Users can collaborate, share files while working in multiple locations by scanning images directly to the cloud, says the company
Document management company Xerox introduces a new document scanner DocuMate 3125 that converts paper documents, plastic cards and forms into searchable digital files that can be securely saved to a computer or in the cloud.
The company said users can collaborate and share files while working in multiple locations by scanning images directly to the cloud.
The Xerox DocuMate 3125 scans up to 25 pages per minute (ppm), 44 images per minute (ipm) in duplex mode; includes a 50-page automatic document feeder (ADF) that accepts various-sized items from business cards to A4 documents.
It also includes double feed detection (DFD) technology that notifyies the user if more than one page is scanned at a time and prevents unexpected dropped pages due to forgotten staples or adhesives and includes Visioneer OneTouch, a software utility to make scanning from the unit’s front panel easy and flexible with the touch of a button.
The new scanner includes the Visioneer CONNECT for Visioneer OneTouch that enables users to scan and upload paper documents to popular cloud destinations with the touch of one button.
The DocuMate 3125 includes bundled software that improves information accessibility, management and collaboration by protecting sensitive information such as contracts & pricing, agreements and human resources employee files, streamlining expense report and receipt submissions and increasing security and control of paper document and ID card capture for Healthcare applications.

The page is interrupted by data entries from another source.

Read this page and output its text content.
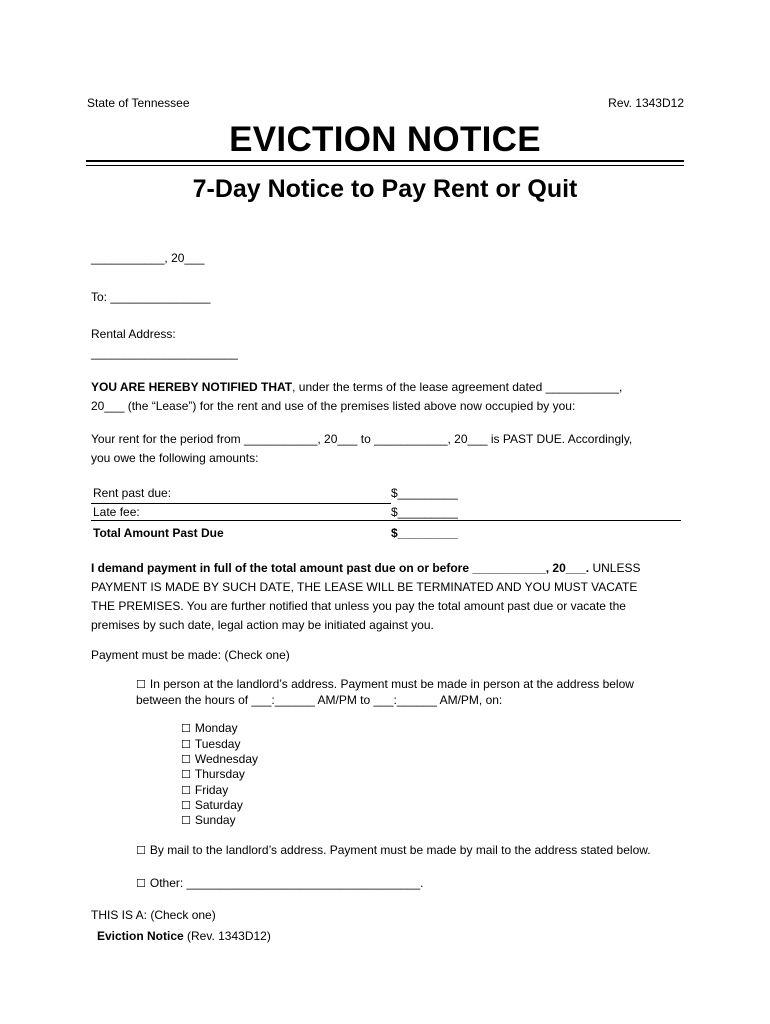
State of Tennessee	Rev. 1343D12
EVICTION NOTICE
7-Day Notice to Pay Rent or Quit
___________, 20___
To: _______________
Rental Address:
______________________
YOU ARE HEREBY NOTIFIED THAT, under the terms of the lease agreement dated ___________,
20___ (the “Lease”) for the rent and use of the premises listed above now occupied by you:
Your rent for the period from ___________, 20___ to ___________, 20___ is PAST DUE. Accordingly,
you owe the following amounts:
Rent past due:	$_________
Late fee:	$_________
Total Amount Past Due	$_________
I demand payment in full of the total amount past due on or before ___________, 20___. UNLESS
PAYMENT IS MADE BY SUCH DATE, THE LEASE WILL BE TERMINATED AND YOU MUST VACATE
THE PREMISES. You are further notified that unless you pay the total amount past due or vacate the
premises by such date, legal action may be initiated against you.
Payment must be made: (Check one)
☐ In person at the landlord’s address. Payment must be made in person at the address below
between the hours of ___:______ AM/PM to ___:______ AM/PM, on:
☐ Monday
☐ Tuesday
☐ Wednesday
☐ Thursday
☐ Friday
☐ Saturday
☐ Sunday
☐ By mail to the landlord’s address. Payment must be made by mail to the address stated below.
☐ Other: ___________________________________.
THIS IS A: (Check one)
Eviction Notice (Rev. 1343D12)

The software bundle includes Visioneer Acuity to provide advanced image enhancement and Visioneer DriverPLUS to enable integration with user operating system and applications.
Visioneer Marketing vice-president John Capurso said the new Xerox DocuMate 3125 was designed to meet corporate compliance requirements, streamline workflow and improve overall office productivity.
"It is an extremely affordable solution for organizations looking for ways to constantly improve the efficiency and effectiveness of their operations," said Capurso.